Apa yang dikerjakan oleh Yesus setelah kebangkitan perlu dilihat dengan kacamata
menghadirkan ciptaan baru ini. Bukanlah kebetulan jika setelah bangkit, Yesus bertemu
murid-murid-Nya dan memberikan Amanat Agung kepada mereka, yaitu mereka harus pergi
untuk menjadikan segala bangsa murid-Nya. Visi-Nya sangat besar: menghadirkan dunia
baru melalui anak-anak Tuhan yang sudah lahir baru. Mandat Injil dan Mandat Budaya
dikerjakan dalam konteks merealisasikan ciptaan baru tersebut.

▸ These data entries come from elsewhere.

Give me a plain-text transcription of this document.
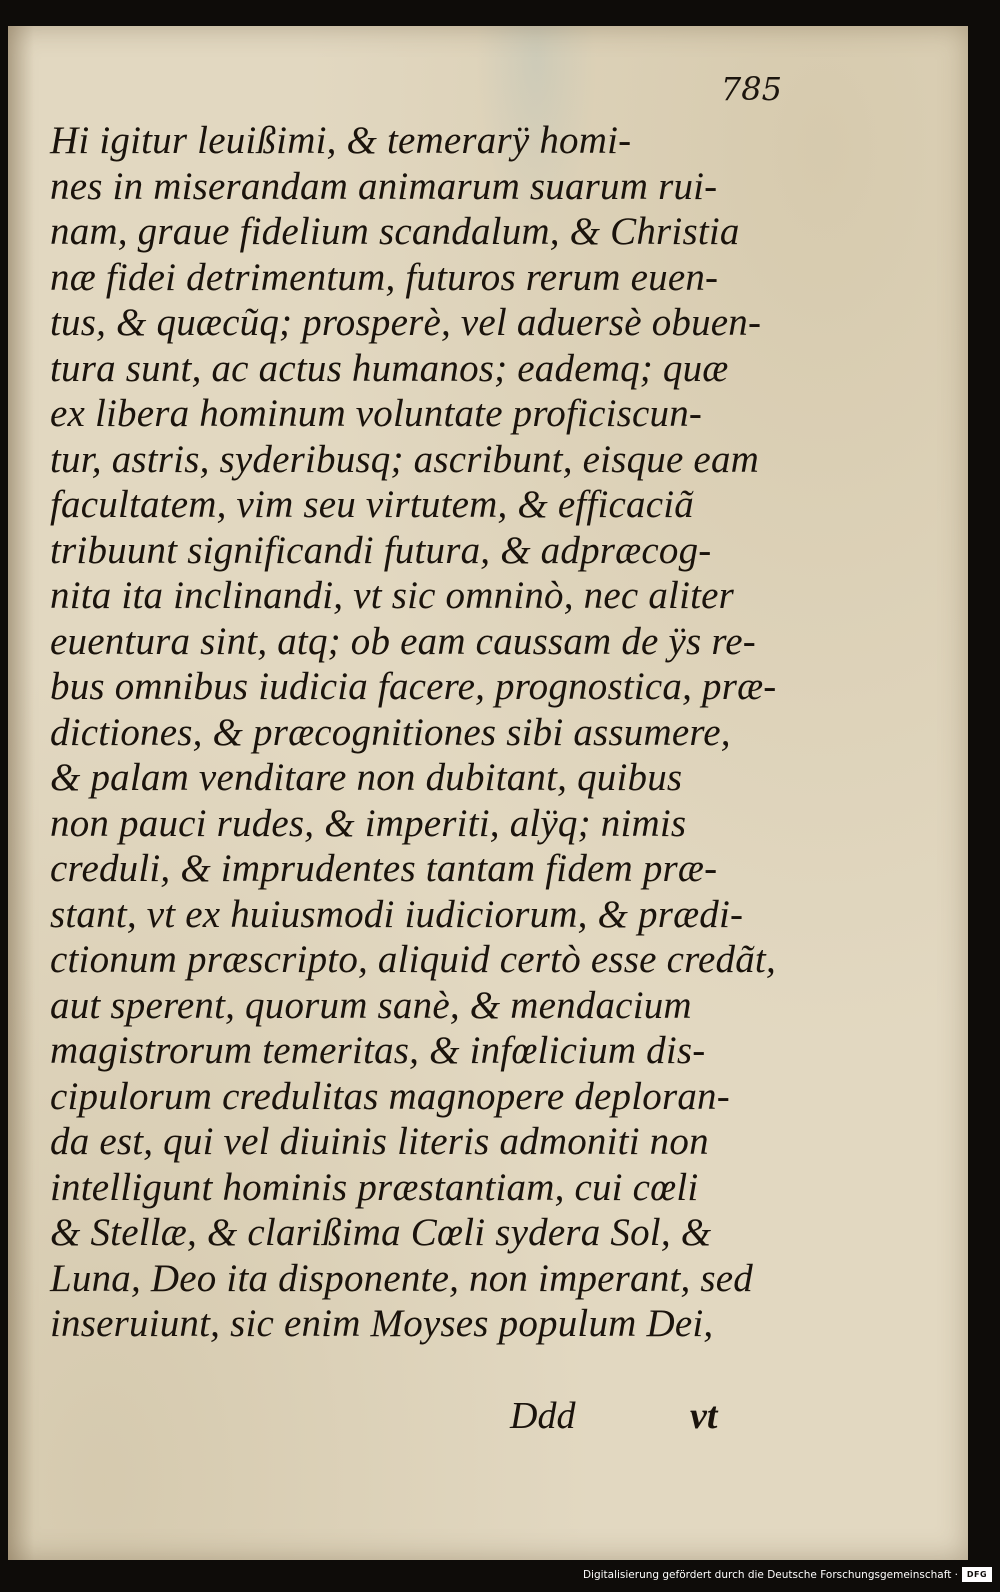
785
Hi igitur leuißimi, & temerarÿ homi-
nes in miserandam animarum suarum rui-
nam, graue fidelium scandalum, & Christia
næ fidei detrimentum, futuros rerum euen-
tus, & quæcũq; prosperè, vel aduersè obuen-
tura sunt, ac actus humanos; eademq; quæ
ex libera hominum voluntate proficiscun-
tur, astris, syderibusq; ascribunt, eisque eam
facultatem, vim seu virtutem, & efficaciã
tribuunt significandi futura, & adpræcog-
nita ita inclinandi, vt sic omninò, nec aliter
euentura sint, atq; ob eam caussam de ÿs re-
bus omnibus iudicia facere, prognostica, præ-
dictiones, & præcognitiones sibi assumere,
& palam venditare non dubitant, quibus
non pauci rudes, & imperiti, alÿq; nimis
creduli, & imprudentes tantam fidem præ-
stant, vt ex huiusmodi iudiciorum, & prædi-
ctionum præscripto, aliquid certò esse credãt,
aut sperent, quorum sanè, & mendacium
magistrorum temeritas, & infœlicium dis-
cipulorum credulitas magnopere deploran-
da est, qui vel diuinis literis admoniti non
intelligunt hominis præstantiam, cui cœli
& Stellæ, & clarißima Cœli sydera Sol, &
Luna, Deo ita disponente, non imperant, sed
inseruiunt, sic enim Moyses populum Dei,
Ddd	vt
Digitalisierung gefördert durch die Deutsche Forschungsgemeinschaft ·	DFG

Jadi, Paskah adalah sebuah awal kehidupan baru. Ketika orang Kristen merayakan Paskah,
mereka merayakan hidup dan harapan baru yang hanya dapat dicapai melalui kebangkitan
Kristus. Mereka mengingat kembali bahwa mereka diberi kuasa untuk mewujudkan dunia
baru tersebut, baik mereka yang dipanggil di bidang politik, pendidikan, ekonomi, ataupun
kerohanian. Para misionaris, pendeta, gubernur, guru, bankir, arsitek (dst.) Kristen adalah
pekerja-pekerja Tuhan yang mempunyai visi dunia baru dan sedang bekerja keras untuk
membangunnya, meskipun tidak jarang harus menderita karena tugas itu. Penderitaan karena
tugas tersebut, yang mengikuti pola penderitaan Kristus, justru memberikan makna hidup
kepada mereka. Dan pekerjaan mereka tidak akan berhenti karena usia mereka yang terbatas
di dunia ini, sebab mereka akan mendapatkan tubuh baru yang, sekali lagi, hanya bisa
didapatkan karena kebangkitan sulung Tuhan Yesus. Hidup mereka tidak lagi dihantui dan
dibayang-bayangi oleh kematian.
Hanya orang Kristen yang dapat merayakan kehidupan dalam arti sebenarnya.